The drafters and sappers had worked through every night, with thick wool blankets draped over them to hide the light of the mag torches, emerging exhausted and coated in sweat every morning. But in mere days they’d made an unseen gate, with supports drafted to hold up the wall above them, wide enough for five men to pass abreast.

It wouldn’t be wide enough to let in the entire army, and it was too short for horses to pass, but that wasn’t the strategy. An hour after Liv’s team entered the city, the Color Prince would send five hundred of his best drafters and warriors through this tunnel, with instructions to open the city’s south gate and let his armies in.

Ultimately, Liv didn’t see how it could fail. The Color Prince hadn’t been so sure. He’d wanted to deal with the Chromeria’s fleets on one day and Ru the next in case the fleet landed ashore and attacked him from the rear instead of trying to bring supplies directly in to Ru. But he’d made his gamble: to spring his trap, he needed to do both things today.

If things didn’t work out, Liv was going to find herself very, very alone in a hostile city.

“Time!” the orange barked. As the sun drenched them, he and a blue and a yellow all touched the wall in slightly different places, reaching the control nodes that they’d left on the surface. They pulled back the illusion like a curtain.

“Remember what our prince has said,” Liv said. “What we do today, we do for mercy. The price of freedom is always paid in blood. And if the price must be paid, better that it be paid by few. Let us be swift and implacable.”

It wasn’t much of a speech, but Liv had never done this before. Her men nodded, then they went into the wall first. She was second to last. If she died, their entire mission would fail, so they would protect her above all. The price and privilege of being a superviolet.

She ducked in behind them. The wall was eighteen paces thick at its base. Immense. This was the reason they hadn’t bombarded the wall straight on with the trebuchets—it would have taken them months to break through. Cannons could have done it, but they didn’t have the amount of powder necessary, nor easy access to saltpeter mines to make more. But whoever had told the Color Prince that five men could pass abreast had been lying. The space was so short that Liv had to stoop deeply to get through, and five men abreast? She could reach each wall with her outstretched fingers. It was enough for their purposes, and Liv was momentarily glad that she was going into the city first, rather than in the middle of five hundred men straining to get through this tiny hole while under fire and magic.

Grateful to be going alone into an enemy city. I’m mad.
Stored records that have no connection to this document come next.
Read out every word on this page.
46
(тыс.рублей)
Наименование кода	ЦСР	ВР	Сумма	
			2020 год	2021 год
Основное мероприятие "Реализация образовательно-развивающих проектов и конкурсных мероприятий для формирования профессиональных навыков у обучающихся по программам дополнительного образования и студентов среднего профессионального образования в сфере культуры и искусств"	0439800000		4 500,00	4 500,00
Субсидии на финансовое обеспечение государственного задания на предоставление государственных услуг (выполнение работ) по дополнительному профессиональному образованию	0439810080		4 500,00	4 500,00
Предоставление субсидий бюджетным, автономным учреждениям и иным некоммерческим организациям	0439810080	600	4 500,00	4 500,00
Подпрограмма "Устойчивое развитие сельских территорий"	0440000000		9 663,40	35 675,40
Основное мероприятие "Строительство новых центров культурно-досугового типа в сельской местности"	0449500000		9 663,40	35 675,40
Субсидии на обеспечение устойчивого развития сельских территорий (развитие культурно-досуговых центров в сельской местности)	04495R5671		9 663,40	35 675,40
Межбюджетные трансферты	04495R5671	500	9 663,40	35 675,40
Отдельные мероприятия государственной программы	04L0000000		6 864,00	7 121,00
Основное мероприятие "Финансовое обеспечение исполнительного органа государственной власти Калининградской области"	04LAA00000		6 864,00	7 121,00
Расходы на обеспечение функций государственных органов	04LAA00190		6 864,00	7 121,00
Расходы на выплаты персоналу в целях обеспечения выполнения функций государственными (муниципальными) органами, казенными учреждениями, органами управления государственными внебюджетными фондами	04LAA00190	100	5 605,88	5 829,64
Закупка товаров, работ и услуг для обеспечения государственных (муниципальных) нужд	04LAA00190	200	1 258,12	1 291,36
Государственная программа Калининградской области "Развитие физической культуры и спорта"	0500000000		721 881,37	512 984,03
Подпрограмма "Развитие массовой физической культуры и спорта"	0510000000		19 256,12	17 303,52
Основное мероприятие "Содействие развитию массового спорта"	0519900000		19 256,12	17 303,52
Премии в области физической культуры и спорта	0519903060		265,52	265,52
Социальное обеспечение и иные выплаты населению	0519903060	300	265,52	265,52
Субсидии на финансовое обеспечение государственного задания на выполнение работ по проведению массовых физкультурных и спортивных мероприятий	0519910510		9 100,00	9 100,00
And then they were out. Some of the men were dusty. One, a seven-footer named Phyros, was dabbing his head, which was bleeding freely from smacking it on the roof of the tunnel. They slapped off the dust from their faded blue shirts—the closest thing to a uniform the Blue Bastards had—and bound a bandage quickly around Phyros’s head.

“Follow me,” Phips Navid said. He was a cousin of Payam Navid, the gorgeous magister Liv and every other girl at the Chromeria had half loved. Phips had grown up in Ru, though his father and older brothers and uncles had all been hanged after the Prisms’ War. He’d been twelve years old, and narrowly avoided the noose himself.

They jogged through the streets. Near the wall, because of the dread hex, there was no one at all out. But soon they jogged past some soldiers, who merely nodded at them. They swung one block wide to avoid a troop of the Blue Bastards—only the top few commanders of the mercenaries knew their plan. Any underlings who saw them would ask what they were doing.

Most of the city was untouched as yet by the war. The Color Prince wanted a new power base for his war, not another drain on his resources, so he’d had the trebuchets on the Red Cliffs concentrate their stones on a few neighborhoods, and the artillery batteries. There were whole markets and palaces that remained untouched. The buildings were whitewashed adobe with flat roofs that served as extra rooms, especially on hot nights, just as they did in Tyrea. But here there were far more palaces built around central courtyard gardens. Whatever damage had been inflicted on Ru during the Prisms’ War had long ago been scrubbed away by their wealth.